PARIS — The United Kingdom government’s development finance institution, formerly known as the Commonwealth Development Corporation but now known simply as CDC, might well have seen more growth in the last five years than any other government-founded DFI. Between 2016 and 2017 the U.K. government quadrupled the CDC’s investment ceiling to 6 billion British pounds ($8.37 billion) in development assistance, refocused its investments on riskier sectors and geographies, and grew its staff from around 60 to more than 200, all while maintaining a portfolio-wide average of at least 3.5 percent return on investments, as dictated by the Treasury.
Yet Colin Buckley, CDC’s chief operating officer, told a crowd at the Organization for Economic Co-operation and Development in Paris last week, that regardless of the U.K. government’s buy-in, and an increasingly populous landscape of DFIs, these institutions “don’t need more money.”
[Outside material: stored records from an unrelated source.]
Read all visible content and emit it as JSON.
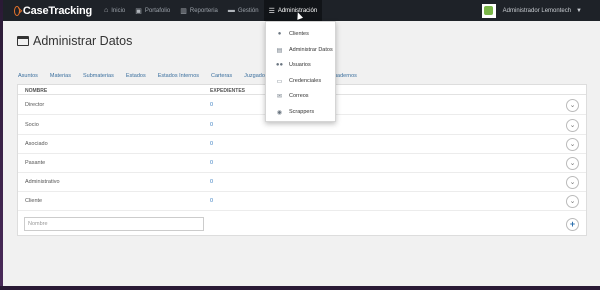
{
  "brand": {
    "name": "CaseTracking"
  },
  "nav": {
    "items": [
      {
        "label": "Inicio",
        "icon": "home-icon"
      },
      {
        "label": "Portafolio",
        "icon": "briefcase-icon"
      },
      {
        "label": "Reporteria",
        "icon": "chart-icon"
      },
      {
        "label": "Gestión",
        "icon": "folder-icon"
      },
      {
        "label": "Administración",
        "icon": "menu-icon"
      }
    ],
    "user": "Administrador Lemontech"
  },
  "page": {
    "title": "Administrar Datos"
  },
  "tabs": [
    "Asuntos",
    "Materias",
    "Submaterias",
    "Estados",
    "Estados Internos",
    "Carteras",
    "Juzgados",
    "Cuadernos"
  ],
  "table": {
    "headers": {
      "name": "NOMBRE",
      "expedientes": "EXPEDIENTES"
    },
    "rows": [
      {
        "name": "Director",
        "expedientes": "0"
      },
      {
        "name": "Socio",
        "expedientes": "0"
      },
      {
        "name": "Asociado",
        "expedientes": "0"
      },
      {
        "name": "Pasante",
        "expedientes": "0"
      },
      {
        "name": "Administrativo",
        "expedientes": "0"
      },
      {
        "name": "Cliente",
        "expedientes": "0"
      }
    ],
    "new_placeholder": "Nombre"
  },
  "dropdown": {
    "items": [
      {
        "label": "Clientes",
        "icon": "user-icon"
      },
      {
        "label": "Administrar Datos",
        "icon": "table-icon"
      },
      {
        "label": "Usuarios",
        "icon": "users-icon"
      },
      {
        "label": "Credenciales",
        "icon": "id-card-icon"
      },
      {
        "label": "Correos",
        "icon": "envelope-icon"
      },
      {
        "label": "Scrappers",
        "icon": "eye-icon"
      }
    ]
  },
  "colors": {
    "navbar": "#1e2228",
    "accent": "#e8742b",
    "link": "#3a6f9e"
  }
}
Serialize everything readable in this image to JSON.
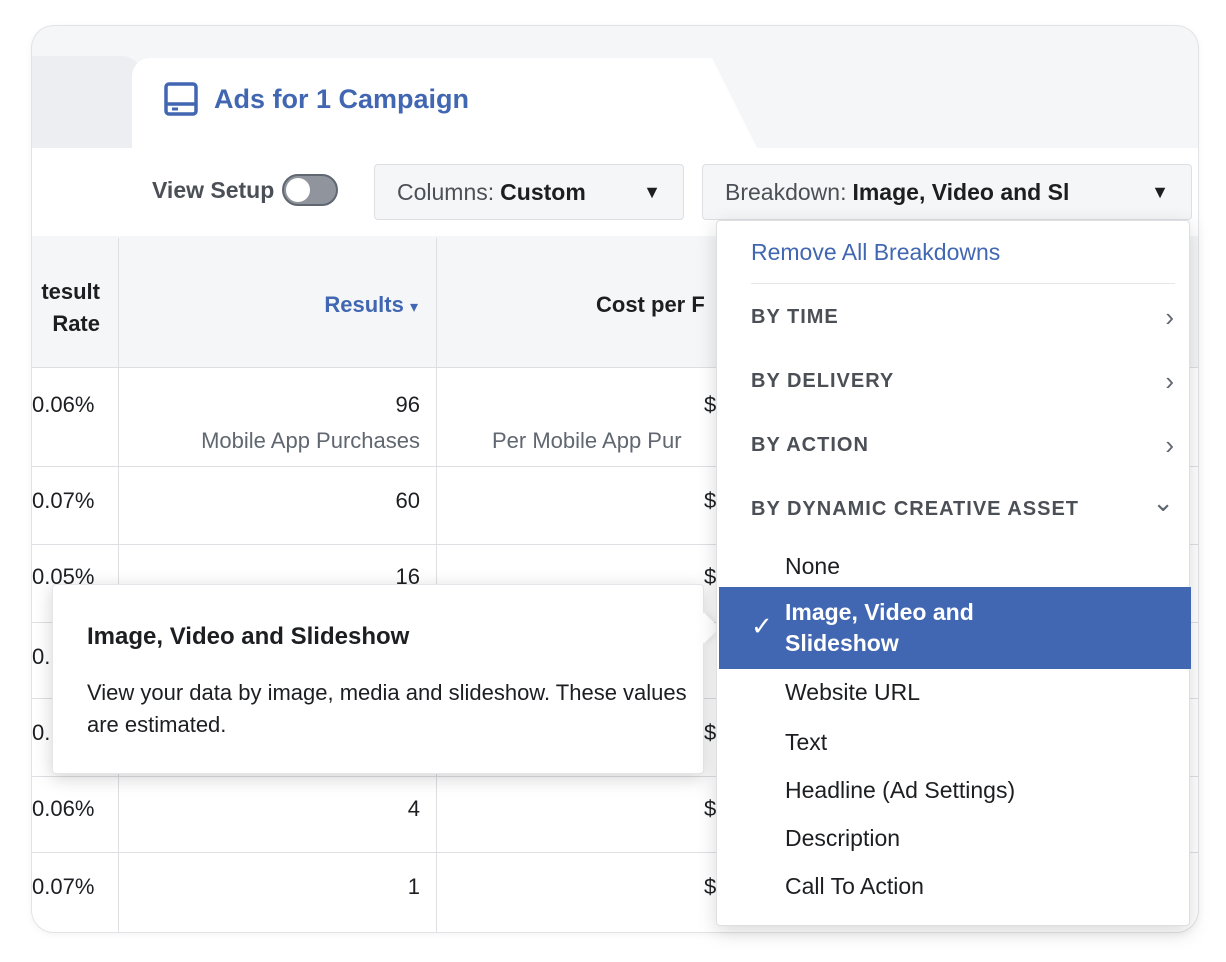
{
  "tab": {
    "title": "Ads for 1 Campaign",
    "icon": "ad-preview-icon"
  },
  "toolbar": {
    "view_setup_label": "View Setup",
    "columns_label": "Columns:",
    "columns_value": "Custom",
    "breakdown_label": "Breakdown:",
    "breakdown_value": "Image, Video and Sl"
  },
  "table": {
    "headers": {
      "result_rate_line1": "Result",
      "result_rate_line1_visible": "tesult",
      "result_rate_line2": "Rate",
      "results": "Results",
      "results_sort": "▾",
      "cost_per": "Cost per F"
    },
    "rows": [
      {
        "rate": "0.06%",
        "results": "96",
        "results_sub": "Mobile App Purchases",
        "cost": "$",
        "cost_sub": "Per Mobile App Pur"
      },
      {
        "rate": "0.07%",
        "results": "60",
        "cost": "$"
      },
      {
        "rate": "0.05%",
        "results": "16",
        "cost": "$"
      },
      {
        "rate": "0.",
        "results": "",
        "cost": ""
      },
      {
        "rate": "0.",
        "results": "",
        "cost": "$"
      },
      {
        "rate": "0.06%",
        "results": "4",
        "cost": "$"
      },
      {
        "rate": "0.07%",
        "results": "1",
        "cost": "$"
      }
    ]
  },
  "tooltip": {
    "title": "Image, Video and Slideshow",
    "body": "View your data by image, media and slideshow. These values are estimated."
  },
  "dropdown": {
    "remove_all": "Remove All Breakdowns",
    "sections": [
      {
        "label": "BY TIME",
        "chevron": "›"
      },
      {
        "label": "BY DELIVERY",
        "chevron": "›"
      },
      {
        "label": "BY ACTION",
        "chevron": "›"
      },
      {
        "label": "BY DYNAMIC CREATIVE ASSET",
        "chevron": "⌄"
      }
    ],
    "items": [
      "None",
      "Image, Video and Slideshow",
      "Website URL",
      "Text",
      "Headline (Ad Settings)",
      "Description",
      "Call To Action"
    ],
    "selected_check": "✓"
  },
  "colors": {
    "accent": "#4267b2",
    "selected_bg": "#4267b2"
  }
}
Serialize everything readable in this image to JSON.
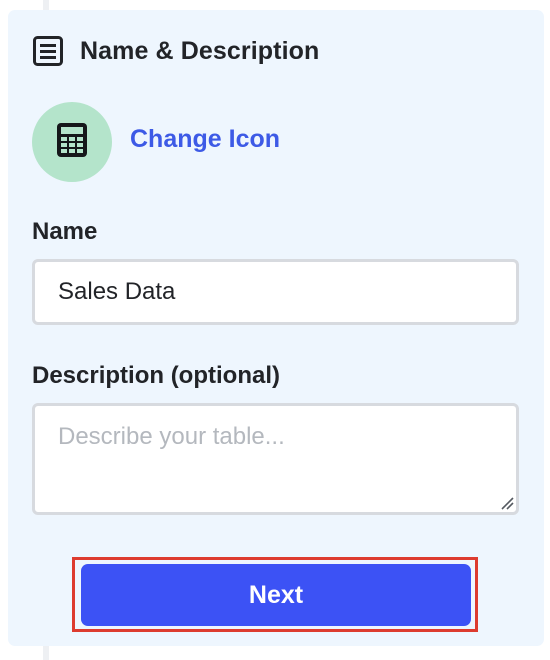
{
  "section": {
    "title": "Name & Description",
    "icon": "document-list-icon"
  },
  "table_icon": {
    "icon": "calculator-icon",
    "background_color": "#b4e4cb",
    "change_label": "Change Icon"
  },
  "form": {
    "name_label": "Name",
    "name_value": "Sales Data",
    "description_label": "Description (optional)",
    "description_placeholder": "Describe your table..."
  },
  "actions": {
    "next_label": "Next"
  },
  "colors": {
    "panel_background": "#eef6fe",
    "accent": "#3c52f5",
    "link": "#3d5ae6",
    "highlight_border": "#dd3b2f"
  }
}
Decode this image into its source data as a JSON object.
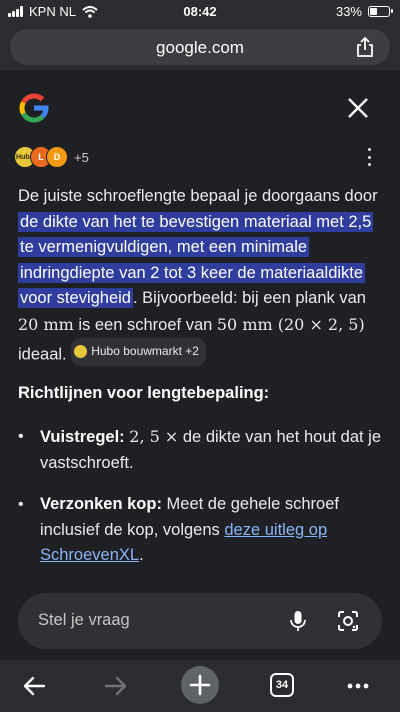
{
  "status_bar": {
    "carrier": "KPN NL",
    "time": "08:42",
    "battery": "33%",
    "battery_level": 0.33
  },
  "url_bar": {
    "domain": "google.com"
  },
  "overview": {
    "sources_more": "+5",
    "favicon_labels": [
      "Hubo",
      "L",
      "D"
    ],
    "para": {
      "t1": "De juiste schroeflengte bepaal je doorgaans door ",
      "highlight": "de dikte van het te bevestigen materiaal met 2,5 te vermenigvuldigen, met een minimale indringdiepte van 2 tot 3 keer de materiaaldikte voor stevigheid",
      "t2": ". Bijvoorbeeld: bij een plank van ",
      "m1": "20 mm",
      "t3": " is een schroef van ",
      "m2": "50 mm (20 × 2, 5)",
      "t4": " ideaal. ",
      "chip": "Hubo bouwmarkt +2"
    },
    "heading": "Richtlijnen voor lengtebepaling:",
    "bullets": [
      {
        "bold": "Vuistregel:",
        "math": "2, 5 ×",
        "text": " de dikte van het hout dat je vastschroeft."
      },
      {
        "bold": "Verzonken kop:",
        "text": " Meet de gehele schroef inclusief de kop, volgens ",
        "link": "deze uitleg op SchroevenXL",
        "after": "."
      }
    ]
  },
  "ask": {
    "placeholder": "Stel je vraag"
  },
  "toolbar": {
    "tab_count": "34"
  },
  "colors": {
    "highlight": "#2f3e9e",
    "link": "#8ab4f8",
    "background": "#1f2023"
  },
  "icons": [
    "signal-icon",
    "wifi-icon",
    "battery-icon",
    "share-icon",
    "google-logo",
    "close-icon",
    "more-options-icon",
    "mic-icon",
    "lens-icon",
    "back-icon",
    "forward-icon",
    "new-tab-icon",
    "tabs-icon",
    "menu-icon"
  ]
}
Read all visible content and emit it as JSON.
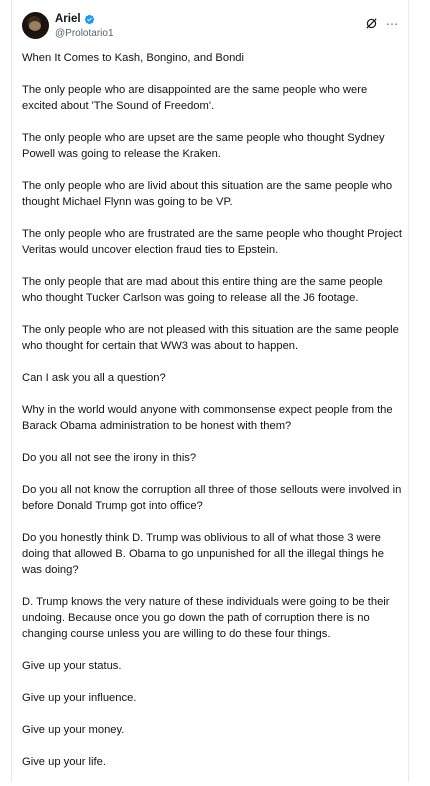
{
  "author": {
    "display_name": "Ariel",
    "handle": "@Prolotario1",
    "verified_color": "#1d9bf0"
  },
  "icons": {
    "verified": "verified-badge-icon",
    "grok": "grok-icon",
    "more": "more-icon"
  },
  "post": {
    "paragraphs": [
      "When It Comes to Kash, Bongino, and Bondi",
      "The only people who are disappointed are the same people who were excited about 'The Sound of Freedom'.",
      "The only people who are upset are the same people who thought Sydney Powell was going to release the Kraken.",
      "The only people who are livid about this situation are the same people who thought Michael Flynn was going to be VP.",
      "The only people who are frustrated are the same people who thought Project Veritas would uncover election fraud ties to Epstein.",
      "The only people that are mad about this entire thing are the same people who thought Tucker Carlson was going to release all the J6 footage.",
      "The only people who are not pleased with this situation are the same people who thought for certain that  WW3 was about to happen.",
      "Can I ask you all a question?",
      "Why in the world would anyone with commonsense expect people from the Barack Obama administration to be honest with them?",
      "Do you all not see the irony in this?",
      "Do you all not know the corruption all three of those sellouts were involved in before Donald Trump got into office?",
      "Do you honestly think D. Trump was oblivious to all of  what those 3 were doing that allowed B. Obama to go unpunished for all the illegal things he was doing?",
      "D. Trump knows the very nature of these individuals were going to be their undoing. Because once you go down the path of corruption there is no changing course unless you are willing to do these four things.",
      "Give up your status.",
      "Give up your influence.",
      "Give up your money.",
      "Give up your life."
    ]
  }
}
“We have new DFIs coming online — Canada, Australia, in the U.S. there are discussions about revamping OPIC, expanding its mandate, and we can’t ignore China, where there’s talk of trillions of dollars being made available for partnerships with the private sector, so large amounts of capital that are coming online — so I think the narrative of the moment is that we’ve got the capital part of this right, we now have to face the other blockages,” he said.